From the start, Goldgroup said, it was excluded from important management decisions about expenditures and financial oversight. In 2013, Goldgroup contended, DynaResource deliberately diluted Goldgroup’s interest in the mine to 20% by issuing new shares without notifying its Canadian partners.
DynaResource, in turn, accused Goldgroup of publicly exaggerating its ownership interest in the mine, leaking confidential business information, threatening DynaResource managers in Mexico, “attempting to delay, stop, or otherwise impair” development of the gold mine and otherwise acting in ways that deprived the venture of potential profits. By and large, these accusations found their way into the Mexico City lawsuit that DynaResource filed two days before Christmas 2014 in the Tribunal Superior de Justicia del Distrito Federal. On Oct. 5, 2015, the court ruled in DynaResource’s favor and awarded the company $48 million in damages.
Goldgroup’s position, then and now, was that the tribunal had no business issuing a judgment – not for $48 million and not for 48 cents – because DynaResource had no business seeking one.
In 2006, when the companies were in negotiations to team up, they signed a 21-page agreement that included two brief provisions which, Alibhai would write years later, became “the basis of the business relationship between the parties.” One was a joint pledge to resolve disputes through binding arbitration. The other designated Denver as the forum for dispute resolution.

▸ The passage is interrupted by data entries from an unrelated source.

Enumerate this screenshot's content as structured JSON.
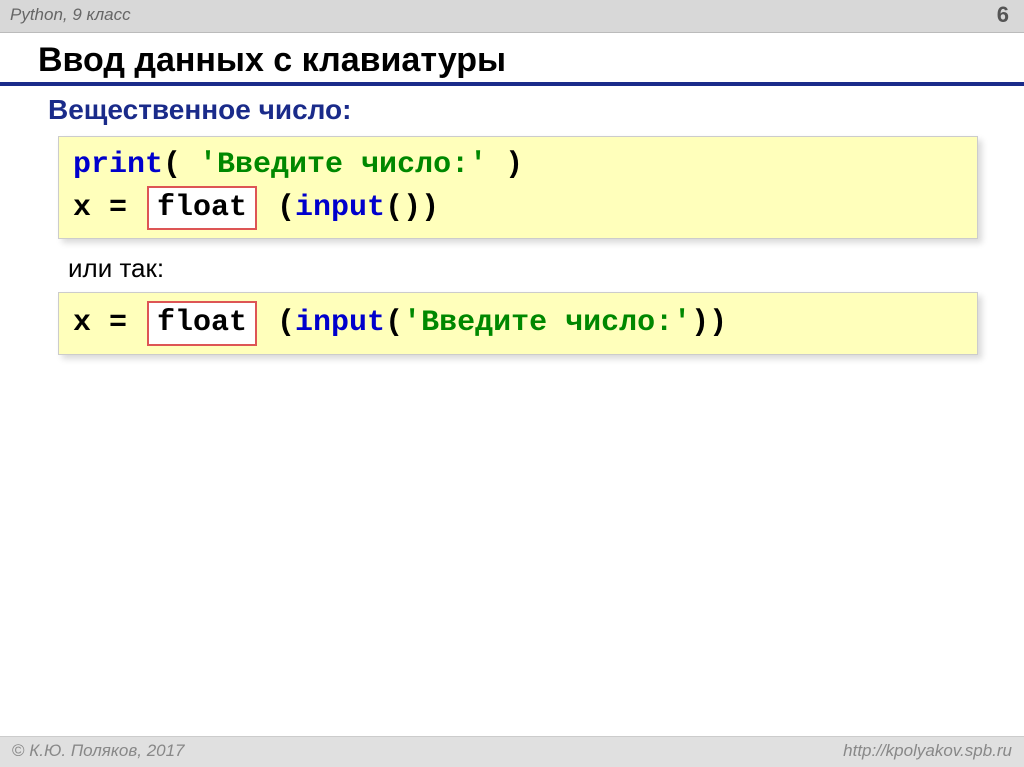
{
  "header": {
    "course": "Python, 9 класс",
    "pageNumber": "6"
  },
  "title": "Ввод данных с клавиатуры",
  "subtitle": "Вещественное число:",
  "code1": {
    "print_kw": "print",
    "print_arg_open": "( ",
    "print_str": "'Введите число:'",
    "print_arg_close": " )",
    "assign": "x = ",
    "float_box": "float",
    "after_float": " (",
    "input_kw": "input",
    "after_input": "())"
  },
  "middleText": "или так:",
  "code2": {
    "assign": "x = ",
    "float_box": "float",
    "after_float": " (",
    "input_kw": "input",
    "paren_open": "(",
    "input_str": "'Введите число:'",
    "paren_close": "))"
  },
  "footer": {
    "copyright": " К.Ю. Поляков, 2017",
    "url": "http://kpolyakov.spb.ru"
  }
}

DynaResource, court records show, has fared poorly in arbitration with Goldgroup, and the Irving company has tried for years, in one venue after another, to get out of the binding-arbitration agreement or at least narrow the scope of its applicability.
The Mexico City court accommodated this desire.

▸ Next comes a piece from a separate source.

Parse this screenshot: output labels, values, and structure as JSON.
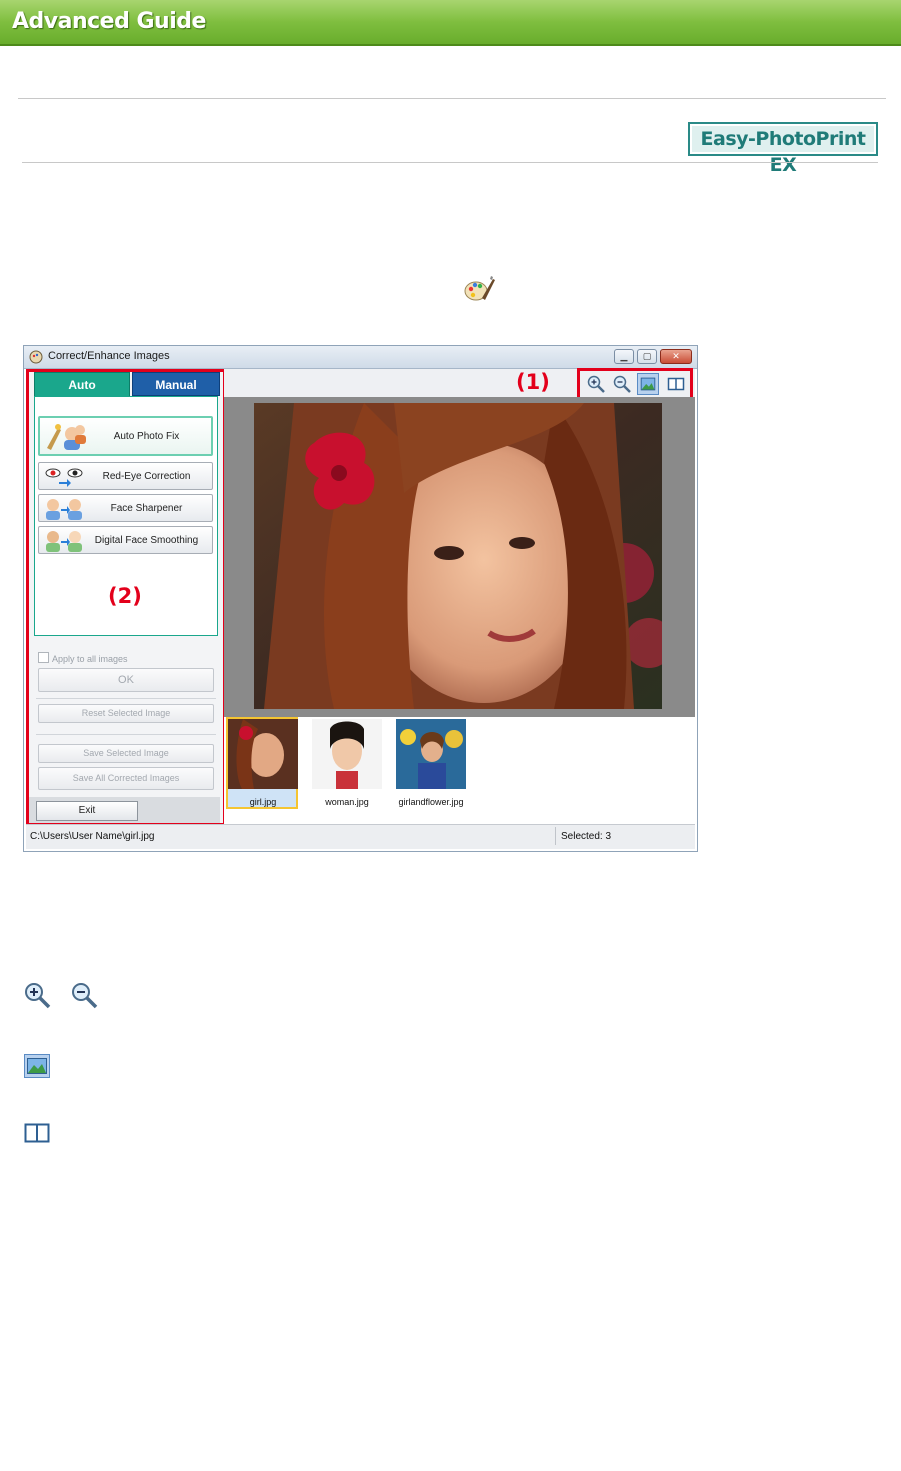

In addition to its award of monetary damages, the court declared the arbitration agreement between the two partners unenforceable. This was, from the court’s standpoint, somewhat a matter of self-justification: Had it not deemed the arbitration clause inapplicable, DynaResource wouldn’t have been able to file suit in Mexico. The company instead would have been bound to submit its claims to arbitration in Denver,
American courts have consistently upheld the validity of the arbitration agreement. Most recently, on April 16 – while the question of recognizing the Mexico City judgment was pending before Tillery – the 10th U.S. Circuit Court of Appeals in Denver affirmed an arbitrator’s 2016 findings in favor of Goldgroup. The Canadian company alleged in that case that DynaResource had breached the parties’ agreement through numerous management actions and legal maneuverings. The arbitrator agreed, awarding Goldgroup damages and attorneys’ fees totaling more than $1 million.
The Tenth Circuit opinion said that DynaResource “engaged in forum shopping” by running to the courthouse in Mexico City and that DynaResource failed “to provide any argument or authority” to support the notion that a Mexican court’s judgment should trump the arbitrator’s.
DynaResource’s position, stated very informally, seems to be (to paraphrase Gold Hat, the Mexican bandido posing as a federale in John Huston’s 1948 classic film, The Treasure of the Sierra Madre):“Authority? … We don’t need no authority. I don’t have to show you any stinkin’ authority!”
In November 2015, the company refused even to participate in a court-ordered hearing before the Denver arbitrator, claiming that its Mexico City judgment, secured a month earlier, was “way more mandatory.”